Beyond3Rs: https://med.stanford.edu/beyond3rs.html
Stanford website: med.stanford.edu/profiles/Joseph_Garner
Papers: scholar.google.com/citations?user=JThS8LMAAAAJ
Mouse ethogram: www.mousebehavior.org

Talk abstracts

  1. Keynote lecture: Changing the scientific mindset in biomedical studies (Joe Garner). This seminar explores a necessary shift in perspective in biomedical research: moving from the question “What have we controlled for?” to a more critical one: “What have we chosen to ignore, and at what cost?” Using examples from studies employing animal models, it highlights six common blind spots that can compromise scientific conclusions: ignored differences in the biology of the animal model, ignored characteristics of the modeled human disease, ignored limitations of the measurements used, ignored environmental factors, ignored impacts of animal welfare, and ignored principles of experimental design and statistics. The seminar demonstrates how recognizing these implicit assumptions can improve the validity, reproducibility, and ethical foundations of biomedical research.
  2. Ethics at the bench (1): Experimental design and data presentation (Frédéric Schutz). This seminar examines sources of bias in research, with examples from mouse studies. It shows how bias can arise even when researchers act in good faith, and why safeguards such as controls, randomization, and blinding are essential. It also emphasizes that the goal of science is not to prove hypotheses but to challenge them rigorously. The seminar further explores how uncontrolled environmental variability—such as cage effects, where animals sharing a cage are not statistically independent—can influence experimental outcomes. Finally, it addresses bias in data visualization and reporting, highlighting how misleading graphs or ambiguous error bars can distort interpretation and emphasizing the need for transparent presentation of data.

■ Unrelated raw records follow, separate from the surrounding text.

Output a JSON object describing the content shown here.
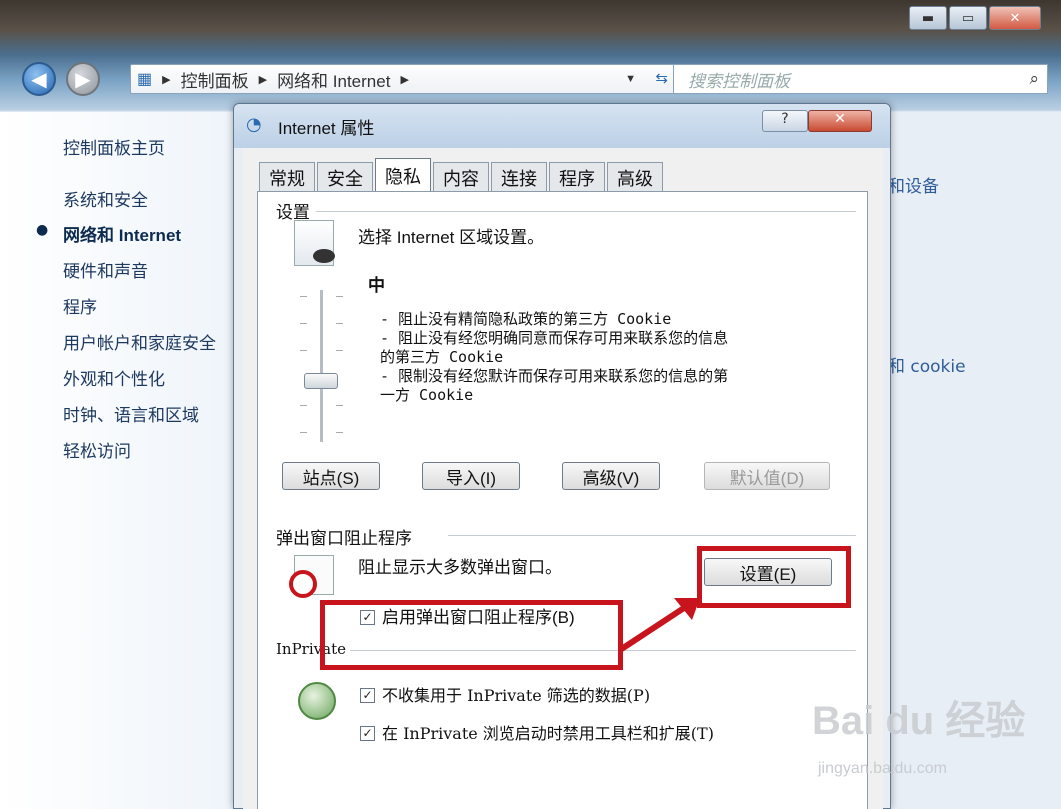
{
  "window": {
    "minimize": "▬",
    "maximize": "▭",
    "close": "✕"
  },
  "nav": {
    "back_icon": "◀",
    "forward_icon": "▶",
    "breadcrumb": [
      "控制面板",
      "网络和 Internet"
    ],
    "search_placeholder": "搜索控制面板"
  },
  "left_pane": {
    "home": "控制面板主页",
    "items": [
      "系统和安全",
      "网络和 Internet",
      "硬件和声音",
      "程序",
      "用户帐户和家庭安全",
      "外观和个性化",
      "时钟、语言和区域",
      "轻松访问"
    ],
    "active_index": 1
  },
  "right_fragments": [
    "和设备",
    "和 cookie"
  ],
  "dialog": {
    "title": "Internet 属性",
    "help": "?",
    "close": "✕",
    "tabs": [
      "常规",
      "安全",
      "隐私",
      "内容",
      "连接",
      "程序",
      "高级"
    ],
    "active_tab": "隐私",
    "settings_group": "设置",
    "settings_desc": "选择 Internet 区域设置。",
    "level": "中",
    "level_lines": [
      "- 阻止没有精简隐私政策的第三方 Cookie",
      "- 阻止没有经您明确同意而保存可用来联系您的信息",
      "的第三方 Cookie",
      "- 限制没有经您默许而保存可用来联系您的信息的第",
      "一方 Cookie"
    ],
    "buttons": {
      "sites": "站点(S)",
      "import": "导入(I)",
      "advanced": "高级(V)",
      "default": "默认值(D)"
    },
    "popup_group": "弹出窗口阻止程序",
    "popup_desc": "阻止显示大多数弹出窗口。",
    "popup_settings": "设置(E)",
    "popup_enable": "启用弹出窗口阻止程序(B)",
    "popup_enable_checked": true,
    "inprivate_group": "InPrivate",
    "inprivate_opt1": "不收集用于 InPrivate 筛选的数据(P)",
    "inprivate_opt2": "在 InPrivate 浏览启动时禁用工具栏和扩展(T)",
    "inprivate_opt1_checked": true,
    "inprivate_opt2_checked": true
  },
  "watermark": {
    "logo": "Bai du 经验",
    "url": "jingyan.baidu.com"
  },
  "highlight_color": "#c8141d"
}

  3. Ethics at the bench (2): Beautification, manipulation, and AI: ethics of scientific images (Romain Gosselin). This seminar examines ethical issues related to the handling and manipulation of scientific images in biomedical research, mostly focusing on immunoblotting. It emphasizes that digital images are full-fledged data that must be handled with the same rigor as any other dataset. The presentation discusses how choices made during image acquisition, processing, analysis, and reporting can introduce bias. It also reviews common questionable practices, such as excessive contrast adjustment, saturation, cropping, or duplication of image elements. Finally, the seminar highlights the concerns raised by the abrupt rise of generative artificial intelligence, which now enable the generation of highly realistic synthetic images indiscernible from genuine images. Implications for research integrity and the need for awareness, good practices, and appropriate detection tools are discussed.

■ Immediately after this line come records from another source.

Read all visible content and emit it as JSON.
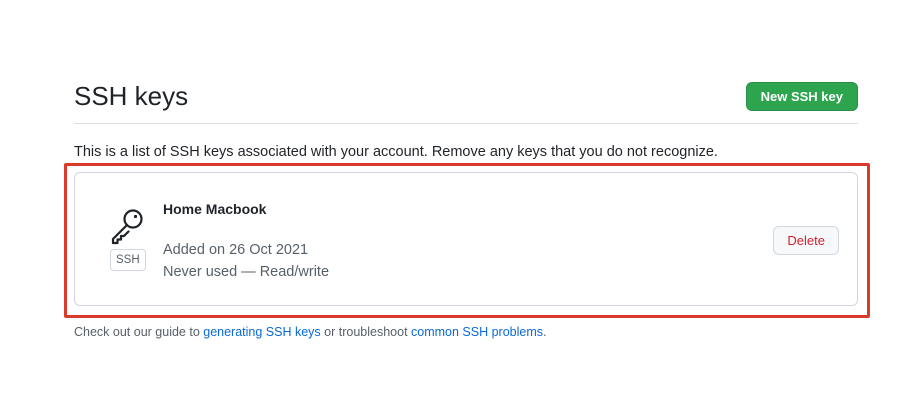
{
  "header": {
    "title": "SSH keys",
    "new_button_label": "New SSH key"
  },
  "description": "This is a list of SSH keys associated with your account. Remove any keys that you do not recognize.",
  "keys": [
    {
      "name": "Home Macbook",
      "type_badge": "SSH",
      "icon": "key-icon",
      "added": "Added on 26 Oct 2021",
      "usage": "Never used — Read/write",
      "delete_label": "Delete"
    }
  ],
  "footer": {
    "prefix": "Check out our guide to ",
    "link1": "generating SSH keys",
    "middle": " or troubleshoot ",
    "link2": "common SSH problems",
    "suffix": "."
  },
  "colors": {
    "primary_button": "#2da44e",
    "danger_text": "#cf222e",
    "link": "#0969da",
    "highlight_border": "#d93a2b"
  }
}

  4. Presentation of the FBM Ombudsman (Christian Kern). The Ombudsman of the Faculty of Biology and Medicine (FBM) at UNIL will introduce his role and mission. He will explain the mechanisms for reporting suspected scientific misconduct, which may arise in all types of research—clinical or basic—and may involve human subjects, animals, or biological material. In cases of suspected misconduct, the Ombudsman acts as an advisory and guidance authority. The Ombudsman will present several examples of situations that may constitute breaches of scientific integrity in clinical practice or laboratory research.